The title, and indeed all the blurbs, seem to imply that somehow this album has broken in to new genres; progressive, new, diverse. However, and to its credit, that’s not really true. It’s definitely different to their earlier works, but like them falls squarely in the hip hop sphere and that’s how it needs to be heard and judged.
It’s not all by the book, that’s for sure. Asylum Bound is dismal and desolate in tone, a depressing platform from which to deliver a comedic take on what it means to be mad: ”...calling this a madhouse but who’s really nuts, All I do is watch TV and chew nuts,” raps Metropolis before Orifice Vulgatron steps in to muse a bit more staccato from a nuts point of view.
Elsewhere Guilty Simpson pops up on Prove It which is as close as this album gets to Dre-like riff hip hop, using Guilty’s laid back rap style, which is sort of paid straight, as if a Detroit-London connection existed whereas it really just highlights the hilarious discrepancy between the US tuff-talk and the English equivalent, which always sounds a little silly.
Elsewhere Don’t Dhoow It slots in somewhere between garage and Missy Elliott, No Holds Barred is an homage to two stepping roughness in a short, violent burst of militancy and Keeping the Line Fat is a funky, disco infused R&Bish, electro-pop track featuring the vocal talents of Graziella.
My favourite track, however is No More and that’s mainly because it’s straight, down-the-line British rap, with enough of a tune to keep you interested but not enough to distract from what are some pretty funny lyrics. Produced by Noisia and with guest vocalists chipping in with tasty wit, it’s a good opportunity to listen to some really nasty images, all delivered with aplomb, Kashmere “tickling Medusa’s clit while she’s sucking my…”.

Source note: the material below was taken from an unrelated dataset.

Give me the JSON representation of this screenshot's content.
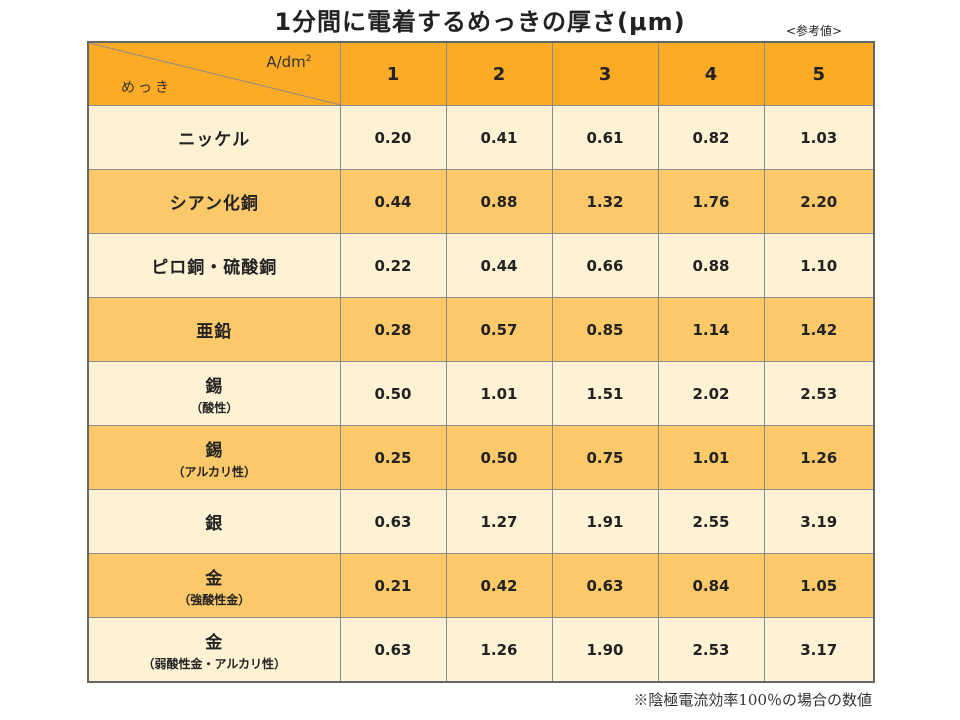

The only real issue I take with this album is that of the 19 tracks, only 11 make it past the three minute mark, making for sometimes bitty listening as musical asides, though sometimes interesting, break up any flow the album might have, and ultimately make you lose concentration. For all that, it’s a good effort, and will sit nicely on the shelf, a bit of rough and smooth together with lyrical excellence and an off-kilter agenda.